There are several limitations to this study. This analysis was not designed to investigate other variable factors that would affect postoperative lumbar lordosis. As such, it is possible that there may be other dependent variables that could have affected the surgical outcome in these patients. Future studies will need to examine MSG in relation to other potential dependent or independent factors. Patients in this review underwent preoperative CT scans at various time points prior to their index LLIF surgery. Depending on the length of time between CT scan and surgery, it is possible that facets may have further degenerated, affecting their true MSG at the time of intervention. Because several patients in this study presented with degenerative scoliosis, measurement of segmental lordosis on lateral radiographs may have been difficult due to the rotational curvature and lateral listhesis. This is also a fairly small review with a limited number of patients and operated levels. Additionally, lumbar lordosis should always be tailored to a patient’s particular pelvic morphology. However, as this study was intended only to analyze the effect of MSG on segmental lordosis after LLIF, we did not investigate the effect on regional lordosis nor did we analyze the final regional lordosis as it relates to pelvic morphology or global sagittal alignment.
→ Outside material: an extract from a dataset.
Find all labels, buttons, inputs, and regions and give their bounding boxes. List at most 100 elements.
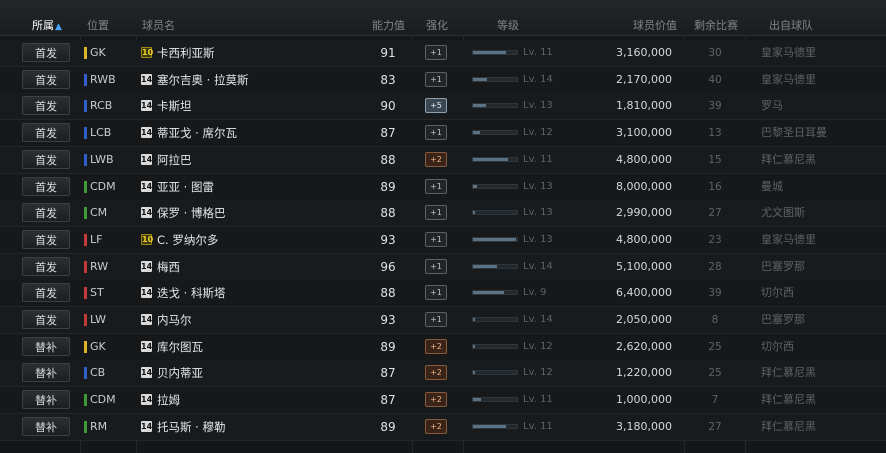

Nevertheless, these are important parameters to be taken into consideration during surgical planning. Last, this study is open to many of the biases inherent with all retrospective cohort studies.
Conclusion
LLIF remains a promising alternative for the minimally invasive treatment of lumbar degenerative disease including the treatment of degenerative scoliosis. We propose a novel facet-based motion segment classification system that significantly predicted postoperative segmental lordosis. Further studies will be needed to fully delineate the role of LLIF in the management of regional lumbar lordosis and global sagittal plane alignment.
Footnotes
Declaration of Conflicting Interests
The author(s) declared the following potential conflicts of interest with respect to the research, authorship, and/or publication of this article: Dr Acosta reports personal fees from NuVasive, outside the submitted work. Dr Hsieh reports personal fees from Depuy Synthes Spine, personal fees from Medtronic, and personal fees from Siemens, outside the submitted work. The remaining authors have no conflicts of interest to disclose.
Funding
The author(s) received no financial support for the research, authorship, and/or publication of this article.